Comme tous les excellents orchestres germaniques, l’Orchestre du Gewandhaus se distingue par son unité, grâce à une sonorité extrêmement homogène sur tous les registres. On remarque immédiatement les cordes soyeuses et ambrées, les bois ombragés et les cuivres assez sombres mais bien assis. La soixantaine d’instruments à cordes sonne comme un seul instrument, dont la texture policée se conjugue avec la densité. Il en va de même pour les harmonies, ce qui est tout de même étonnant compte tenu de timbres très différents de chaque pupitre. On assiste parfois à une ambiguïté sonore confondante entre les cordes et les bois. Nelsons manie ce gigantesque instrument comme une pâte à modeler, en donnant la forme adéquate à chaque page des trois œuvres interprétées.

C’est ainsi que, dès le début de la pièce intitulée Voïévode op. 78, le chef impose le caractère militaire du sujet (voïévode désigne entre autre un chef de guerre) avec un crescendo puissant, suivi d’une transition avec les bois sur un tapis de seconds violons, où la tension n’est pas nerveuse. Puis, les altos, les cors et les bassons jouent dans une seule sonorité fondue. Un moment magique assurément, dans cette association de trois sons d’instruments forts variés, tout comme le célesta (placé côté cour) qui, bien qu’encore discret, apporte une nouvelle sonorité. Tout à la fin de cette « ballade symphonique », le point culminant dans les registres graves des cuivres s’éteint rapidement, laissant un sentiment d’inachevé, mais l’orchestre assume la dramaturgie de la partition qui, dans Hamlet, la deuxième pièce de la soirée, est mieux présentée.

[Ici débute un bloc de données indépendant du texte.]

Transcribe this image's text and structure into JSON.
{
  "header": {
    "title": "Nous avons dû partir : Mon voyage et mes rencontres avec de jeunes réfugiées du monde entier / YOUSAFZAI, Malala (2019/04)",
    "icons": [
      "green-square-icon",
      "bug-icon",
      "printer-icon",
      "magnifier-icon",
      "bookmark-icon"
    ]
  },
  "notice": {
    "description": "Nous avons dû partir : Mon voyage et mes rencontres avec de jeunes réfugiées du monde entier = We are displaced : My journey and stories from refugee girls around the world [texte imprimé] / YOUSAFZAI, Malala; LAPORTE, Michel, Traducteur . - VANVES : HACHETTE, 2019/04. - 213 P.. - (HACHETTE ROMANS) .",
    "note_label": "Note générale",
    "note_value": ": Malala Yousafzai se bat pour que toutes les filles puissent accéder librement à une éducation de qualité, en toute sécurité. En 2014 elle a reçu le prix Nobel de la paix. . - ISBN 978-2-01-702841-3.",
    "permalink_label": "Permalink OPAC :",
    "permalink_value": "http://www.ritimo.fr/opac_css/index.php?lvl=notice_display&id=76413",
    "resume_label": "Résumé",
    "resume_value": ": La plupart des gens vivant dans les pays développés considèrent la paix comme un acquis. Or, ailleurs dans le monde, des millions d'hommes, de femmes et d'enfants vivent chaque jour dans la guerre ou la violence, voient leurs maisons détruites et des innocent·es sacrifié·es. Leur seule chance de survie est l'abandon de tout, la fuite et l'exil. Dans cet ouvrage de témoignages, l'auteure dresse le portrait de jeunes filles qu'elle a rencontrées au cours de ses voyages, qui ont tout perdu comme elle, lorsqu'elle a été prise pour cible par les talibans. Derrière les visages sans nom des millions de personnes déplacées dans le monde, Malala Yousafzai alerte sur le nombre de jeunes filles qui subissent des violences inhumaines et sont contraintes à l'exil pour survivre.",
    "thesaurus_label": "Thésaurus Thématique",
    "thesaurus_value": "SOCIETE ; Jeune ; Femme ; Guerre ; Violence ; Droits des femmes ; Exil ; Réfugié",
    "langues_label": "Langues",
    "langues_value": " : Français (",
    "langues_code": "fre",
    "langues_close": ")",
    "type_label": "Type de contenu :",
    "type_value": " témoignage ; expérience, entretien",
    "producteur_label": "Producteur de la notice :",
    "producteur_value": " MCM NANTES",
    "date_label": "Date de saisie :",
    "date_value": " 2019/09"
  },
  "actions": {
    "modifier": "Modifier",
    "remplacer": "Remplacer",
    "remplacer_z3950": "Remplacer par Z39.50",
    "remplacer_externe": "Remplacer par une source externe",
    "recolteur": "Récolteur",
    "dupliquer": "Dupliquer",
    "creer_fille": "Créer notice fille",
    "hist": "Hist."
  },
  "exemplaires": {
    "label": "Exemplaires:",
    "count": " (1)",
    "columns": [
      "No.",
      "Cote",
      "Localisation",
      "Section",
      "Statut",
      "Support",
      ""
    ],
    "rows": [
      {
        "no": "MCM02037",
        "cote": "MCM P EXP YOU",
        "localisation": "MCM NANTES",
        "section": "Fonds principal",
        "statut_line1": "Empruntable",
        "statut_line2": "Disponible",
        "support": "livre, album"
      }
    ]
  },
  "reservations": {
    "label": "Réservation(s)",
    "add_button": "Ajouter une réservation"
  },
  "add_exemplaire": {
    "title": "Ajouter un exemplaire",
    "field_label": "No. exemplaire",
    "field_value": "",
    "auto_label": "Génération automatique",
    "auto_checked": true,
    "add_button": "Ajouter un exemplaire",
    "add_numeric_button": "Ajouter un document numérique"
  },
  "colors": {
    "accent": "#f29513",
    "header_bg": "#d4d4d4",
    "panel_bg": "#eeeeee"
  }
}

Dans Hamlet, quelques remarquables solos, notamment le magnifique hautbois au son clair pour incarner Ophélie, et de brèves interventions du cor anglais, ponctuent cette « fantaisie » dédiée à Edvard Grieg. L’interprétation se déroule dans une texture semblable à la laque polie, à plusieurs couches travaillées et retravaillées, conférant une profondeur aux épisodes sonores shakespeariens. Mais à la fin, le son des timbales ne s’est pas encore dissipé, qu’un auditeur « pressé » fait retentir ses applaudissements, sans permettre à la salle d’aller jusqu’au bout du silence…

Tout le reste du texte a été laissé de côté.